De toutes les personnes poursuivies pour leur rôle présumé dans le génocide rwandais, Félicien Kabuga est certainement l’un des plus chanceux. En effet, le tribunal des Nations unies, situé à La Haye, aux Pays-Bas, a décidé de ne plus organiser le procès de ce génocidaire présumé parce qu’inapte, selon lui, à être jugé. Argument mis en avant : son état de santé.
Le distributeur de machettes aux miliciens et le chef d’orchestre de la tristement célèbre Radio télévision libre des Mille Collines n’aura pas l’occasion de raconter à la face du monde et devant les survivants du génocide les séquences du film d’horreur dont il aura été l’un des sinistres metteurs en scène.
Il faut ajouter à cela le fait que l’octogénaire a été épargné d’un retour forcé sur les terres rwandaises maculées du sang des 800 000 victimes de 1994 et où, certainement, le pouvoir de Paul Kagame lui aurait fait goûter pour le restant de ses jours les prémices de l’enfer qui pourrait l’attendre dans l’au-delà.
Au total, avec la décision du tribunal onusien de lui épargner un procès, Félicien Kabuga s’en tire à bon compte [Félicien Kabuga, financier présumé du génocide rwandais, qui était en cavale depuis vingt-cinq ans, avait été arrêté en France en 2020].

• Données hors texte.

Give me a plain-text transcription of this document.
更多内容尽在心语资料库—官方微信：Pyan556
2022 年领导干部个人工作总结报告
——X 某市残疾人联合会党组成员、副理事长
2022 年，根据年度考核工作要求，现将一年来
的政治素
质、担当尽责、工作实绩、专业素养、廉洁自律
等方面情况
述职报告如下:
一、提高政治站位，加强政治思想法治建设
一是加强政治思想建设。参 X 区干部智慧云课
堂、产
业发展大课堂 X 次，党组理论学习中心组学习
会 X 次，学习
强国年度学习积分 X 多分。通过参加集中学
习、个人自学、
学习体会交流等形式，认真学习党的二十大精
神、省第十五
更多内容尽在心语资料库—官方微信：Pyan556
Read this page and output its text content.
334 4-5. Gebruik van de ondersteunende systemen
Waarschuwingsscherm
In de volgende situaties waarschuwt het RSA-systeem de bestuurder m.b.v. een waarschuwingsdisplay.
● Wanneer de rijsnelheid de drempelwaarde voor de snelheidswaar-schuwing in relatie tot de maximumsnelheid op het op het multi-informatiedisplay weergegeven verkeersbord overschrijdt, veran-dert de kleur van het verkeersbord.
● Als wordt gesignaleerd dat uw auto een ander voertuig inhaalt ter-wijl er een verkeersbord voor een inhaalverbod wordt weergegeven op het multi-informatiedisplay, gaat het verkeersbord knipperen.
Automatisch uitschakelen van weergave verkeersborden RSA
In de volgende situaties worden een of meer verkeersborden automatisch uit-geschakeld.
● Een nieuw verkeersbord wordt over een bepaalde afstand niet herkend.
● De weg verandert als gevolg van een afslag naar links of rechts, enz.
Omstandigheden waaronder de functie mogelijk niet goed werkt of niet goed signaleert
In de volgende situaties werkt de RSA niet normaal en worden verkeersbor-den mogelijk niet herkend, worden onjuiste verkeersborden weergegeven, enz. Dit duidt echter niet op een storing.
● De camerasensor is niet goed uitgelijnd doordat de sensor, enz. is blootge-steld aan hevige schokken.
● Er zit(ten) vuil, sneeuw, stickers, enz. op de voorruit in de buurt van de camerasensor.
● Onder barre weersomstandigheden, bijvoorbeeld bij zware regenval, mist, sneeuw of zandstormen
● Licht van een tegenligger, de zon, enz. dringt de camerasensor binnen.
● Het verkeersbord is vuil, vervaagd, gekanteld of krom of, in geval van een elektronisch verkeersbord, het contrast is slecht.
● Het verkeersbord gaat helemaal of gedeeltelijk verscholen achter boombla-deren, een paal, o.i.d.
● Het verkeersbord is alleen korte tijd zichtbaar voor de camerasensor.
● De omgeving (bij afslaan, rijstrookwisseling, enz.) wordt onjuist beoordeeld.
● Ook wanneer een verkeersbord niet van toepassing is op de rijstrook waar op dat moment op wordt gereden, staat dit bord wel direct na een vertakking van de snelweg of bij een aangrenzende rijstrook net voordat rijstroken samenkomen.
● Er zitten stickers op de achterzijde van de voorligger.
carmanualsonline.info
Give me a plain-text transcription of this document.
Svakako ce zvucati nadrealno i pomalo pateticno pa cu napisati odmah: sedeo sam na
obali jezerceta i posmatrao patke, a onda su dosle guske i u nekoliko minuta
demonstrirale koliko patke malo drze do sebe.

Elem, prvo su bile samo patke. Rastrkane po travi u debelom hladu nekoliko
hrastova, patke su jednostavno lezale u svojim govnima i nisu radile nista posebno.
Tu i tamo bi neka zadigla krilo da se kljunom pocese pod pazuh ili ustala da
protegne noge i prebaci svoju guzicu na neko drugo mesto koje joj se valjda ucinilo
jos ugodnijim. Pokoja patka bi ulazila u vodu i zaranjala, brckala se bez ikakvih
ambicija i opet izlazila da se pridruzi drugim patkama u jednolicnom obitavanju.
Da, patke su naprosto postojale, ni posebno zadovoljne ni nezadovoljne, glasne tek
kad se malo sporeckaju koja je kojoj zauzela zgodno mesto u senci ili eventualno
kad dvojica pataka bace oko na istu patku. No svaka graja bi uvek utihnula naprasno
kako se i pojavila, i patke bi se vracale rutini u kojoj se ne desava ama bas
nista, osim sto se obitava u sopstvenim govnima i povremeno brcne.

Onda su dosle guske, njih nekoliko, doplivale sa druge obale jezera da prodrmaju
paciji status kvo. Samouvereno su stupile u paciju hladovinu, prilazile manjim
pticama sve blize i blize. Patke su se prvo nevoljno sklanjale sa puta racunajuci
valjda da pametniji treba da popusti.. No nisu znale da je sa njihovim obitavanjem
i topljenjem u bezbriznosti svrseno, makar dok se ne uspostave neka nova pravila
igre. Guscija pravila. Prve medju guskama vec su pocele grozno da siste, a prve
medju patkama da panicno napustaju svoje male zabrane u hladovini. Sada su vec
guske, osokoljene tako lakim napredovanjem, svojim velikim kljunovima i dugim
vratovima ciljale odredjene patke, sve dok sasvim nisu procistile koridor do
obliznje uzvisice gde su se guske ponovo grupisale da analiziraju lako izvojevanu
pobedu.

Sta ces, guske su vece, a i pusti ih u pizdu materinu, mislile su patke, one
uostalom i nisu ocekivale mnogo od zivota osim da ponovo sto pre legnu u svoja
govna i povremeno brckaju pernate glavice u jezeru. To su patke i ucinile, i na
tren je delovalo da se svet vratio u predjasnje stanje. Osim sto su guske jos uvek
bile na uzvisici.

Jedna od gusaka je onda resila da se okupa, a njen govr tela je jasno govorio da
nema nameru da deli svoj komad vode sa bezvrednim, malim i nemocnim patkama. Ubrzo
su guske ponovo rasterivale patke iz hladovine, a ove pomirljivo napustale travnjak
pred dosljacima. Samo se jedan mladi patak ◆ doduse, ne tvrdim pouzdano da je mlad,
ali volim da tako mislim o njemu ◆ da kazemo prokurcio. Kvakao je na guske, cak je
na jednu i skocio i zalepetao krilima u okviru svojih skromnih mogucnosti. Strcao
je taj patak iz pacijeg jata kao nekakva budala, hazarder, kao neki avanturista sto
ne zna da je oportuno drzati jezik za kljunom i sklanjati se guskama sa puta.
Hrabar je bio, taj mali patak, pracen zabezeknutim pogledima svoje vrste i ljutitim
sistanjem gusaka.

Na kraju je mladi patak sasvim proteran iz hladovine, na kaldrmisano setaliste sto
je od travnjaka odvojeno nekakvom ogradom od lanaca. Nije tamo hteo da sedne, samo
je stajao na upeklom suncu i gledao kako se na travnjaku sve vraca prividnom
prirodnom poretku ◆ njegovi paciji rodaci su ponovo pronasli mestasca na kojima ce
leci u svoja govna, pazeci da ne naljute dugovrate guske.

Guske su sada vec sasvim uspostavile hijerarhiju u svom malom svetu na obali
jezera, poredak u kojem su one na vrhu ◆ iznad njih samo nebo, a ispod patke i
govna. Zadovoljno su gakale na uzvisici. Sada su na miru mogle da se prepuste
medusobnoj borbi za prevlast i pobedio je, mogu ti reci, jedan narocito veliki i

La non-tenue du procès Kabuga constitue une grande déception pour les familles des victimes. Et il doit s’estimer heureux contrairement aux 62 autres génocidaires, [parmi lesquels] Augustin Bizimana [Augustin Bizimana, ex-ministre de la Défense, avait été inculpé en 1998 par le TPIR pour 13 chefs d’accusation, dont génocide, extermination, meurtre et autres actes inhumains] et Protais Mpiranya [ancien commandant de la Garde présidentielle rwandaise], jugés et condamnés [par contumace, ils sont morts en cavale, respectivement en 2000 et 2006] par le Mécanisme international appelé à exercer les fonctions résiduelles des Tribunaux pénaux [ou IRMCT, le “Mécanisme”], chargé d’achever les travaux du Tribunal pénal international pour le Rwanda (TPIR) [et pour le Tribunal pénal international pour l’ex‑Yougoslavie, TPIY].
Fermer une page tragique
Et contrairement à Fulgence Kayishema [ancien inspecteur de police judiciaire, accusé d’avoir planifié et exécuté le massacre de plus de 2 000 réfugiés à l’église de Nyange, dans le nord du Rwanda], un des quatre derniers fugitifs recherchés pour leur rôle dans le génocide, [et] qui a été arrêté en mai en Afrique du Sud en attendant d’être extradé au Rwanda pour être jugé.
On peut le deviner, la non-tenue du procès Kabuga constitue une grande déception pour les familles des victimes du génocide et l’ensemble de ceux qui ont traqué Kabuga pendant vingt-cinq ans pour finalement le débusquer en France et le conduire devant les tribunaux. À l’ouverture du procès, le 29 septembre 2022, les Rwandais, particulièrement, étaient impatients d’entendre la version de cette grosse légume du régime de Juvénal Habyarimana [président de la République rwandaise de 1973 à son décès dans un attentat, en 1994], pour continuer de faire leur deuil.
Aujourd’hui, à leur corps défendant, des juges se voient contraints de refermer une page de la tragédie de 1994. Mais tout n’est pas pour autant perdu pour les victimes. D’abord, parce que le monde et la jeune génération de Rwandais ont eu l’occasion de découvrir l’un des visages hideux qui ont orchestré le génocide, et ensuite parce que la justice immanente va se charger de rendre justice aux victimes.